Stoplights, yes. Brakes, no.

Maundy Thursday, Austin Texas.

We bombed in Yazoo. The folk were welcoming enough at the Karaoke bar, but they liked neither Jan's valiant falsetto rendition of Aerosmith's "Dream On", my underwhelming performance of "Help", nor Pat's dynamic, but technically imperfect "These Boots Were Made For Walking". We scored points with "Hard Knock Life" though, and endeared ourselves to the locals by soliciting their advice about our Saab, and losing to them at pool.
Karaoke in Yazoo City. We were not a hit.

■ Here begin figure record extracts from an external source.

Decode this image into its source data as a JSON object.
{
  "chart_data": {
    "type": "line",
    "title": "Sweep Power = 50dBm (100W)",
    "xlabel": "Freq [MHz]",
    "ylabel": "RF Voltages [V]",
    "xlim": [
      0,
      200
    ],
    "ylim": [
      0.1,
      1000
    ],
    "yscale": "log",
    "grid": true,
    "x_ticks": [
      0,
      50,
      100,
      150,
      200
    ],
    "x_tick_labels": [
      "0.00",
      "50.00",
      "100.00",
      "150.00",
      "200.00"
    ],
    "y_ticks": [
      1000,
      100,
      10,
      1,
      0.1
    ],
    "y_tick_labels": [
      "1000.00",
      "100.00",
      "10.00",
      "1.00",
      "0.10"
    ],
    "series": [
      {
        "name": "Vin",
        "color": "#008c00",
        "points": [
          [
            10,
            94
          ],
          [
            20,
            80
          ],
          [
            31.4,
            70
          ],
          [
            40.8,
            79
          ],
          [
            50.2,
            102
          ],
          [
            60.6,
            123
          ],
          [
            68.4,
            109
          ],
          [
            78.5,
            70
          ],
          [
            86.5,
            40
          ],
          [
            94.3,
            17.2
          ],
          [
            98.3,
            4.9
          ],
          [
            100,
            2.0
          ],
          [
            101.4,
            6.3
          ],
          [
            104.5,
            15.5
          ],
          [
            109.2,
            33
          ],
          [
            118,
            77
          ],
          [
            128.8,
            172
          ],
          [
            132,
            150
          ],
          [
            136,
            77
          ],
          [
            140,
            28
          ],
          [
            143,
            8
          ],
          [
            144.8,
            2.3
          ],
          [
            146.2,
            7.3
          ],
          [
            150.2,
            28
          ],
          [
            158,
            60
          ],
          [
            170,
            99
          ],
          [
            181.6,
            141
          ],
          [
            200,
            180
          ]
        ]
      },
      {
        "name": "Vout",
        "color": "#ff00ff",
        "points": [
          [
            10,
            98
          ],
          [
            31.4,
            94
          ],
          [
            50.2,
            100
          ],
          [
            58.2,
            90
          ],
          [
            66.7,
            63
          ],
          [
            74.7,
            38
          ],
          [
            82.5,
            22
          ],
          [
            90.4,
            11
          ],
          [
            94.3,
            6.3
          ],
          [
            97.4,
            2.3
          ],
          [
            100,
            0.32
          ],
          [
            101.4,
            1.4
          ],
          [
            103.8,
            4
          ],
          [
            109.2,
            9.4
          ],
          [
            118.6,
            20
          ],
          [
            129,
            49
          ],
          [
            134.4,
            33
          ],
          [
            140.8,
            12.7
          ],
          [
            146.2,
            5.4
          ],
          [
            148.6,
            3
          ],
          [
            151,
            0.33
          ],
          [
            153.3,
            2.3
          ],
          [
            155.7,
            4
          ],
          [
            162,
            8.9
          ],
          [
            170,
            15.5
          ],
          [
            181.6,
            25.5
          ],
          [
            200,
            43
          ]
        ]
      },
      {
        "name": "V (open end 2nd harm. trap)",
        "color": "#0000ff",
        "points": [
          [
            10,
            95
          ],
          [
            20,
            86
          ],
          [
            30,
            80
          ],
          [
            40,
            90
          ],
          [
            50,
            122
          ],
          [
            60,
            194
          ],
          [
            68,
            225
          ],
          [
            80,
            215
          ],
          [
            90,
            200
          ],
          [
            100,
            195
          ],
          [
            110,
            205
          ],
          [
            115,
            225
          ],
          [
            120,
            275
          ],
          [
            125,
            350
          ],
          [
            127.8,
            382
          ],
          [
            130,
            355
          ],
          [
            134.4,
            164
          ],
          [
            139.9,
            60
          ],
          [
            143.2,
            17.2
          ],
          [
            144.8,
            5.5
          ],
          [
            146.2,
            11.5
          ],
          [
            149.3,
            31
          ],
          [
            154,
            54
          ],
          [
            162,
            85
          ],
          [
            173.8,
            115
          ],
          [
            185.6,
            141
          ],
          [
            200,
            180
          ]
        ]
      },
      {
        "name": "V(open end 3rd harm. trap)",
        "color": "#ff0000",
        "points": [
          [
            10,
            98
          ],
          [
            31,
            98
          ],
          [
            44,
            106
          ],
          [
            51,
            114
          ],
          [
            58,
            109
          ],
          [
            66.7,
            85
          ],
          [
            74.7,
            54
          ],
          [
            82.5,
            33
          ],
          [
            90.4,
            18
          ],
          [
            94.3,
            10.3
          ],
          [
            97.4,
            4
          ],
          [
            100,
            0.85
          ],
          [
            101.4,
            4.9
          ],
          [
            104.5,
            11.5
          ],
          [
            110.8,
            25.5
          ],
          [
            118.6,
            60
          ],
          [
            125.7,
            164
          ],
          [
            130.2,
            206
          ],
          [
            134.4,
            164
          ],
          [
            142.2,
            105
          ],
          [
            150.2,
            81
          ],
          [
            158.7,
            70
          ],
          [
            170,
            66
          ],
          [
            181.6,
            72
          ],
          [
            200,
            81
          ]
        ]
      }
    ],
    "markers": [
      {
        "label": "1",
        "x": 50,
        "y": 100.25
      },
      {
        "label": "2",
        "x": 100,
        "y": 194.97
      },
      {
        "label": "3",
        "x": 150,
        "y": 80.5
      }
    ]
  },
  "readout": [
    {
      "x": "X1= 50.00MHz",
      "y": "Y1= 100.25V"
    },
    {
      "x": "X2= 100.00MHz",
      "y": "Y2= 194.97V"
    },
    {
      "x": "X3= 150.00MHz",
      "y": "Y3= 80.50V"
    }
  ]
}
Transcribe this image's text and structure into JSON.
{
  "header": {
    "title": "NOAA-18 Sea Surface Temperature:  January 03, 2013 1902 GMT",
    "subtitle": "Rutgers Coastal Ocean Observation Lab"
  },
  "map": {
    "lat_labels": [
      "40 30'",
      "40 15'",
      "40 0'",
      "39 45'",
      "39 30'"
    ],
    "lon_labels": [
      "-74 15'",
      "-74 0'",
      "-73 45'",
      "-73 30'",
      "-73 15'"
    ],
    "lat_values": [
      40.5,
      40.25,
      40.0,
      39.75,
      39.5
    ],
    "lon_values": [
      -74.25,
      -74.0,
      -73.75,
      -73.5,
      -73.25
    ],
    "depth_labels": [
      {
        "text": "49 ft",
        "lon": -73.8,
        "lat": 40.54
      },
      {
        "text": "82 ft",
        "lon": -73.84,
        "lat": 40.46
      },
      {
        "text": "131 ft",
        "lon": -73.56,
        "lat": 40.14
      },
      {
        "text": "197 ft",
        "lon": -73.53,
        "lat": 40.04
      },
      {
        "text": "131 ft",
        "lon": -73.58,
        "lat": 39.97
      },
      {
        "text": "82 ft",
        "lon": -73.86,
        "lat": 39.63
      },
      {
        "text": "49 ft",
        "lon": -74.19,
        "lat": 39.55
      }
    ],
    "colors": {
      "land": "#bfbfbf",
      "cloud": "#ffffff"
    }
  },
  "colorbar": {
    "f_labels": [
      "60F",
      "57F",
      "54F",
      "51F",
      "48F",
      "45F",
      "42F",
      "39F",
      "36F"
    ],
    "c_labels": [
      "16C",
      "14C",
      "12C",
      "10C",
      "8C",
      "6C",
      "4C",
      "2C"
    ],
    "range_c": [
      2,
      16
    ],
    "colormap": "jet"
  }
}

The first hotel of the trip lulled us into a lie-in, which was a fairly disastrous error, given the epic struggle that lay ahead of us in the form of fixing a foreign car in the middle of ass-nowhere Mississippi. We set up shop at a payphone outside a KFC and started making calls. The only place that was open Saturday afternoon and took imports was about 40 miles away near Jackson, and AAA were gonna charge us a small fortune to tow the damn thing there. How many stop lights can there be between Yazoo and Jackson anyway?

The Saab Story
The trick to running a stoplight is you have to give it everything you've got. Once it turns red 30 yards in front of you, the time for frantically pumping your useless brakes is long passed, and it's time to get into fifth gear as quickly as possible, while your front passenger honks your horn for you, and the guy in the back shouts "We're all gonna die." With a little help from my strategic honking and Pat's inspired screams, Jan was able to navigate us to the Goodyear auto-shop in Ridgefield, who were open, but who didn't take Saabs. On the advice of the friendly mechanic (who refused to take any of our money), we bought a vice-grip at a nearby Walmart, clamped it onto our rear brake hose in front of the broken line, and headed for Louisiana, where Saab dealerships dot the landscape like some kind of Swedish paradise. To save himself the anxiety of Pat's and my yelps of fear every time we tried to stop, Jan only admitted after we arrived in New Orleans that the vice-grip, while it restored confidence and hope to our battered psyches, only restored a most negligable pressure to the Saab's braking system. Which was shot to shit.